Martin Luther King n’était pas écolo

Le discours de Martin Luther King en 1963, Je fais un rêve (I had a dream), tranchait dans un contexte de racisme : « Je rêve que, un jour, notre pays vivra pleinement la réalité de son credo, tous les hommes sont créés égaux… Je rêve que, même en Alabama, les petits garçons et les petites filles noires, les petits garçons et les petites filles blancs, pourront tous se prendre par la main comme frères et sœurs. Je fais aujourd’hui un rêve. » Très bien, admirable ! Malheureusement Martin Luther King ajoutait : « Je rêve que, un jour, tout vallon sera relevé, toute montagne sera abaissée, tout éperon deviendra une plaine, tout mamelon une trouée, et la gloire du Seigneur sera révélée à tous les êtres faits de chair tout à la fois. »

D’abord Luther King n’a pas encore compris que les humains n’ont pas besoin de passer par l’intermédiaire d’un Seigneur Dieu pour s’aimer les uns les autres en toute fraternité. Ensuite Luther King reprend l’idée d’une humanité maître et possesseur de la planète, qui peut aplanir l’espace (avec ses autoroutes), creuser le sol (pour en retirer les richesses), modeler la terre (pour en faire un jardin à la française). Il passe d’un idéal de fraternité au sentiment de toute puissance de l’homme. Martin Luther King vivait les tourments du racisme ordinaire, l’écologie était alors secondaire. Mais à l’heure de la détérioration de nos écosystèmes, il est dorénavant urgent de remettre en question notre statut de dominant, de rechercher l’humilité. Le souci porté aux non-humains et à l’intégrité de la nature ne dilue pas les droits de l’homme, il les élargit au contraire en donnant un surcroît de responsabilité.
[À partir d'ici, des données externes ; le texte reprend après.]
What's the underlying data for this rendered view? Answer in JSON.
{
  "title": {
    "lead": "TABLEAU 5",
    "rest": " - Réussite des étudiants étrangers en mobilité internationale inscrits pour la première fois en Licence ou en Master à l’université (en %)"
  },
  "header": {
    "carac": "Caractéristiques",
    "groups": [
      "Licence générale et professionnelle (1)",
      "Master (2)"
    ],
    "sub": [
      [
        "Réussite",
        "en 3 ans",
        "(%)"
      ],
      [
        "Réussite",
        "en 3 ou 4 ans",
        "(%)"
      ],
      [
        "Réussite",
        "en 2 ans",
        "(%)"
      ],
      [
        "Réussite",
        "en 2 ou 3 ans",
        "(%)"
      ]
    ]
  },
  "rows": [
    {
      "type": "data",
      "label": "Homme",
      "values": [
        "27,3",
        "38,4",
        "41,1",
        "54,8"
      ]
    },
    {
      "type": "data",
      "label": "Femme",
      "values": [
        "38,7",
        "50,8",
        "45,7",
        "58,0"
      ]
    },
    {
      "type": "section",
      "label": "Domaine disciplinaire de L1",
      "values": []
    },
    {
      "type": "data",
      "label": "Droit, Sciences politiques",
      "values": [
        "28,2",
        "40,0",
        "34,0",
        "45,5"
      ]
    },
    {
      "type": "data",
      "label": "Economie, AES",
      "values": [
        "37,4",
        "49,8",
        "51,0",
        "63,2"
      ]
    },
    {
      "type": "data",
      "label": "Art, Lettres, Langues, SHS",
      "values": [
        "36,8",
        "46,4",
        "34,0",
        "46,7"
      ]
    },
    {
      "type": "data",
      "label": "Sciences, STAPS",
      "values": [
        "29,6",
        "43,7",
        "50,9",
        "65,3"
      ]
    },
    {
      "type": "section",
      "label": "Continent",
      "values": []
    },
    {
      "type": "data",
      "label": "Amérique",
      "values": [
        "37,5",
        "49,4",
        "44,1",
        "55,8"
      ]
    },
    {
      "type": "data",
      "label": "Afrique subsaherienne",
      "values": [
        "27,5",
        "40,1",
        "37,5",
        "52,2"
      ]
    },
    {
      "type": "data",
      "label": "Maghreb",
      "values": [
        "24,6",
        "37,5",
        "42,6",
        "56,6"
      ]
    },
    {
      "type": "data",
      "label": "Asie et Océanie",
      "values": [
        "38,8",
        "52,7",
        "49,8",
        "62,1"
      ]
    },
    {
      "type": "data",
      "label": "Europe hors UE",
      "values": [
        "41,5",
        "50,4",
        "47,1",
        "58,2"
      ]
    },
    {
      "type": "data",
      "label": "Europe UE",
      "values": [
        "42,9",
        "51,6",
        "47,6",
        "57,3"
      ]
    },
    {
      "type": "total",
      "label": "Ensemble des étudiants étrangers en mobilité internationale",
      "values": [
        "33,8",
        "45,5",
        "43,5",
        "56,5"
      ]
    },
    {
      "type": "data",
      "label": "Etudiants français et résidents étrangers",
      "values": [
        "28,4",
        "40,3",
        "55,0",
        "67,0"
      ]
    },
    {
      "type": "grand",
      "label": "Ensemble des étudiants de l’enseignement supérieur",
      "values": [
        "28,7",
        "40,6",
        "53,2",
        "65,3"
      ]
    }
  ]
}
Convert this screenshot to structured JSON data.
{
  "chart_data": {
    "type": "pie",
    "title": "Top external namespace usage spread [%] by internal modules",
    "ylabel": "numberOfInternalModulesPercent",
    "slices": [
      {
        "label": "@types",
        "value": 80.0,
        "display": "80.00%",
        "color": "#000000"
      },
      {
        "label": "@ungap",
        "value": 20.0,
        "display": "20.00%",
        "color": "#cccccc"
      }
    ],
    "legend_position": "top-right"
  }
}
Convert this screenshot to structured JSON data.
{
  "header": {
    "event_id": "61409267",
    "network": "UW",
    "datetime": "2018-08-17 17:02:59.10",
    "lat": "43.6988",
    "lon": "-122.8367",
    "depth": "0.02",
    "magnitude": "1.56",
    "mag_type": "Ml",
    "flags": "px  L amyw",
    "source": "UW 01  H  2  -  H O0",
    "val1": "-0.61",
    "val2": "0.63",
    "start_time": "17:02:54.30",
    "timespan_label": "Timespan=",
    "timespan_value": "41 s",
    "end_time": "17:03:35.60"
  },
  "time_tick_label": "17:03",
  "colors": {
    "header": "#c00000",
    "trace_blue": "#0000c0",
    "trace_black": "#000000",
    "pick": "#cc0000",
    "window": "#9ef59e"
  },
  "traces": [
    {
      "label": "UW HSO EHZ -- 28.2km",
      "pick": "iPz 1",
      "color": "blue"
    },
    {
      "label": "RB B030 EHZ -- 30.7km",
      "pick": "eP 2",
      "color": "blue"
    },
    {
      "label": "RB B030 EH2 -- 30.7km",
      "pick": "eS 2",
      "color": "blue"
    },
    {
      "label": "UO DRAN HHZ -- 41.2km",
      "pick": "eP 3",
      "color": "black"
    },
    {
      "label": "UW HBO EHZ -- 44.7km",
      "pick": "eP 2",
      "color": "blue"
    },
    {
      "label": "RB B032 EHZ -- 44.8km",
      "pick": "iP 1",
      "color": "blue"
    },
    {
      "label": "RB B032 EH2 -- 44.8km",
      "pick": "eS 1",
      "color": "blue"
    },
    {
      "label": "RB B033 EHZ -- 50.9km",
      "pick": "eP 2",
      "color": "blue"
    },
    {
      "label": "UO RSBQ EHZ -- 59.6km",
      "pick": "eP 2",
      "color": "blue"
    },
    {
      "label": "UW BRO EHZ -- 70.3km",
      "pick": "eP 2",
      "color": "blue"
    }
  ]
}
Sans doute les chrétiens ont-ils besoin qu’un nouveau sermon sur la Montagne définisse de nouvelles contraintes, indispensables pour vivre en bonne entente avec la Terre, et énonce les règles pour y parvenir. Les nouveaux croyants assimileraient la Terre à la Création divine, et sa profanation les tourmenterait. Je souhaite comme James Lovelock que les humanistes admettent que les droits de l’homme et ses besoins ne sont pas tout.

En janvier 2003, le président J.Chirac avait lancé les premières assises de la charte de l’environnement en formulant clairement la synthèse : « Aux côtés des droits de l’homme de 1789 et des droits sociaux de 1946, et au même niveau, nous allons reconnaître les principes fondamentaux d’une écologie soucieuse du devenir de l’homme ».